Some points to consider:
(1) While the CD4+ T cell counts from HAQ/SAVI and AQ/SAVI mice suggest that these T cells are protected from STING-dependent cell death, an assay that explores this more directly would strengthen the manuscript. This is also supported by Fig 2C, but I believe a strength of this manuscript is the comparison between the two alleles. Therefore, if possible, I would recommend the isolation of T cells from these mice and direct stimulation with diABZI or other STING agonist with a cell death readout.

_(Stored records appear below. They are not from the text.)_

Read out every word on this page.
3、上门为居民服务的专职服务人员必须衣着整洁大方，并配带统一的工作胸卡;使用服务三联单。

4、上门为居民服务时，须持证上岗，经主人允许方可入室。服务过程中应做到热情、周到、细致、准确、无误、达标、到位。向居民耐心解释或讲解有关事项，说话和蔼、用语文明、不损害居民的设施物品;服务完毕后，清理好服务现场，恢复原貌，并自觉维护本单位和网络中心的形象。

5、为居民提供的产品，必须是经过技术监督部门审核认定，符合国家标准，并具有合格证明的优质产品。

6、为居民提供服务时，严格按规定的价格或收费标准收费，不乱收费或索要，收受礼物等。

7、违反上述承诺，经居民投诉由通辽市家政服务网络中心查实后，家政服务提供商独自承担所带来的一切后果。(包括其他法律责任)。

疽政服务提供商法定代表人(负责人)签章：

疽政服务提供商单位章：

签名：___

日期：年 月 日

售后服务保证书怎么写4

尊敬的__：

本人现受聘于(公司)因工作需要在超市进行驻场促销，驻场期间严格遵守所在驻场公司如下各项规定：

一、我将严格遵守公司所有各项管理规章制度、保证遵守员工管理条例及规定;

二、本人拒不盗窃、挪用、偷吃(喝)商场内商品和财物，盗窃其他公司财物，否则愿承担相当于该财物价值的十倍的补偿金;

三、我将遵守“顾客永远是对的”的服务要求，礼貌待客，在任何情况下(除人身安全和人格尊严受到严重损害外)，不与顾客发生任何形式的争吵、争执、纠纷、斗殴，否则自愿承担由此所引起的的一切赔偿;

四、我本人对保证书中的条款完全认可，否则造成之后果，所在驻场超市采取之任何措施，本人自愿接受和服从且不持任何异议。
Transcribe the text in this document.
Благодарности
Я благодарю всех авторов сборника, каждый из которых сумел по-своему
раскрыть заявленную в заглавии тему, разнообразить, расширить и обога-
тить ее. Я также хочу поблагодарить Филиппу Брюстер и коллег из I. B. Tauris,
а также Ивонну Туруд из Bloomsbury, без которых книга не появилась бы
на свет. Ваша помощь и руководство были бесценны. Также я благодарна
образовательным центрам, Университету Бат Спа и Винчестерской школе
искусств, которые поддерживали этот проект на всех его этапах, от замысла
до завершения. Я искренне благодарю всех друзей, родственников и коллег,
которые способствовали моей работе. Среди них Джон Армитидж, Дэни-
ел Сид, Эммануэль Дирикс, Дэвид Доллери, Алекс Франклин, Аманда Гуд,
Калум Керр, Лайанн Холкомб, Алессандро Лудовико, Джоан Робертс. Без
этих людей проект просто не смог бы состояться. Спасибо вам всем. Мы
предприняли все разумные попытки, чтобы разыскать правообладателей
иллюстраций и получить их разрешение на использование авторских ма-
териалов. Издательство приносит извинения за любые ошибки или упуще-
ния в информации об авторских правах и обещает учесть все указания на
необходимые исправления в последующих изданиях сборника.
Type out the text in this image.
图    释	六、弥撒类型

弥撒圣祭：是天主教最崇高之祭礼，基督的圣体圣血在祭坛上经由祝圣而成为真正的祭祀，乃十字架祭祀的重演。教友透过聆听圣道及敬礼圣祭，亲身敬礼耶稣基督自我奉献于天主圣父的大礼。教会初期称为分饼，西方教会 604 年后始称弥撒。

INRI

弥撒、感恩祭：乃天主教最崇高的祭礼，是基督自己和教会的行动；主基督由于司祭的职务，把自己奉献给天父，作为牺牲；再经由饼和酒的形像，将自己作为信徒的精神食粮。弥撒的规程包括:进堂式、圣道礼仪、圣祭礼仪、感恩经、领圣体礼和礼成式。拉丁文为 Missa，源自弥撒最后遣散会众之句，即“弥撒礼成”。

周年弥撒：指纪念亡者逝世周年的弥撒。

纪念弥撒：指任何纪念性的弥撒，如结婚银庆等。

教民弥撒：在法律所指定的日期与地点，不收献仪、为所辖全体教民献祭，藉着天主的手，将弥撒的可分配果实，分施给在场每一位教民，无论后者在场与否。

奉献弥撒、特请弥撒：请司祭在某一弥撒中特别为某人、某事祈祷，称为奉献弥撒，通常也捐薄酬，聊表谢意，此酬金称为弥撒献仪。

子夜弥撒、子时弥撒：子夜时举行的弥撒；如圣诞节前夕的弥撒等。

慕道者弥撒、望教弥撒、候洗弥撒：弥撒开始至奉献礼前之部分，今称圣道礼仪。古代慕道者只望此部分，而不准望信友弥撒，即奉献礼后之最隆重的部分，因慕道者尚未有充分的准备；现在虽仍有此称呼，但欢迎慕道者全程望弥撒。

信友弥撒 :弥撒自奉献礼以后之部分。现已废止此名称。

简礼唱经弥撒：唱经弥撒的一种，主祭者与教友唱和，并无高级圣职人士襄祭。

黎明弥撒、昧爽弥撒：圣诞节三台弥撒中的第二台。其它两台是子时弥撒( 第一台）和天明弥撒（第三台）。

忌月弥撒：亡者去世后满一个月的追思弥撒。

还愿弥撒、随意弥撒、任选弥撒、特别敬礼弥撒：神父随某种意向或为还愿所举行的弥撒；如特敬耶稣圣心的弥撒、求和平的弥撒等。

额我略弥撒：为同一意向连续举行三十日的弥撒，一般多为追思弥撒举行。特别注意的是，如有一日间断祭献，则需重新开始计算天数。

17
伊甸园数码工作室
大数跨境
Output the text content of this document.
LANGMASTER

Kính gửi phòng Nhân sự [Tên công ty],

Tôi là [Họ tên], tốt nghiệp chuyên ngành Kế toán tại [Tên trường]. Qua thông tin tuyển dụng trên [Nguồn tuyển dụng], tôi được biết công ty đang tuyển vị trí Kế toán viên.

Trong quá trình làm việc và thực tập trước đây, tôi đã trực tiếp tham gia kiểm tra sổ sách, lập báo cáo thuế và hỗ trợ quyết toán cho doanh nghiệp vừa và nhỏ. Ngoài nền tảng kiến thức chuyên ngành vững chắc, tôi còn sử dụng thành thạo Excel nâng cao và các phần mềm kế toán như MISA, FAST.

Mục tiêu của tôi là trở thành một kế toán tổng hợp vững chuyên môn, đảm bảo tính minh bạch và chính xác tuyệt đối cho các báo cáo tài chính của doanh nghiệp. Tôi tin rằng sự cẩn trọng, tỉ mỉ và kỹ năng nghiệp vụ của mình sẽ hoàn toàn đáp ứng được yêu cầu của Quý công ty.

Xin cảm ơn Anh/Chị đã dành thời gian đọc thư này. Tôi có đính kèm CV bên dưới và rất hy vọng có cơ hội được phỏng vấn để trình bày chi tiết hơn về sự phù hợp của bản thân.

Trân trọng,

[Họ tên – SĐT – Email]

(2) Related to the above point - further exemplifying that the Q293 locus is essential to disease, even in human cells, would also strengthen the paper. It seems that CD4 T cell loss is a major component of human SAVI. While not completely necessary, repeating the THP1 cell death experiments from Fig 2 with a human T cell line would round out the study nicely.
(3) While I found the myeloid cell counts and BMDM data interesting, I think some more context is needed to fully loop this data into the story. Is myeloid cell expansion exemplified by SAVI patients? Do we know if myeloid cells are the major contributors to the inflammation these patients experience? Why should the SAVI community care about the Q293 locus in myeloid cells?
(4) The functional assays in Figure 4 are exciting and really connect the alleles to disease progression. To strengthen the manuscript and connect all the data, I would recommend additional readouts from these mice that address the inflammatory phenotype shown in vitro in Figure 5. For example, measuring cytokines from these mice via ELISA or perhaps even Western blots looking for NFkB or STING activation would be supportive of the story. This would also allow for some tissue specificity. I believe looking for evidence of inflammation and STING activation in the lungs of these mice, for example, would further connect the data to human SAVI pathology.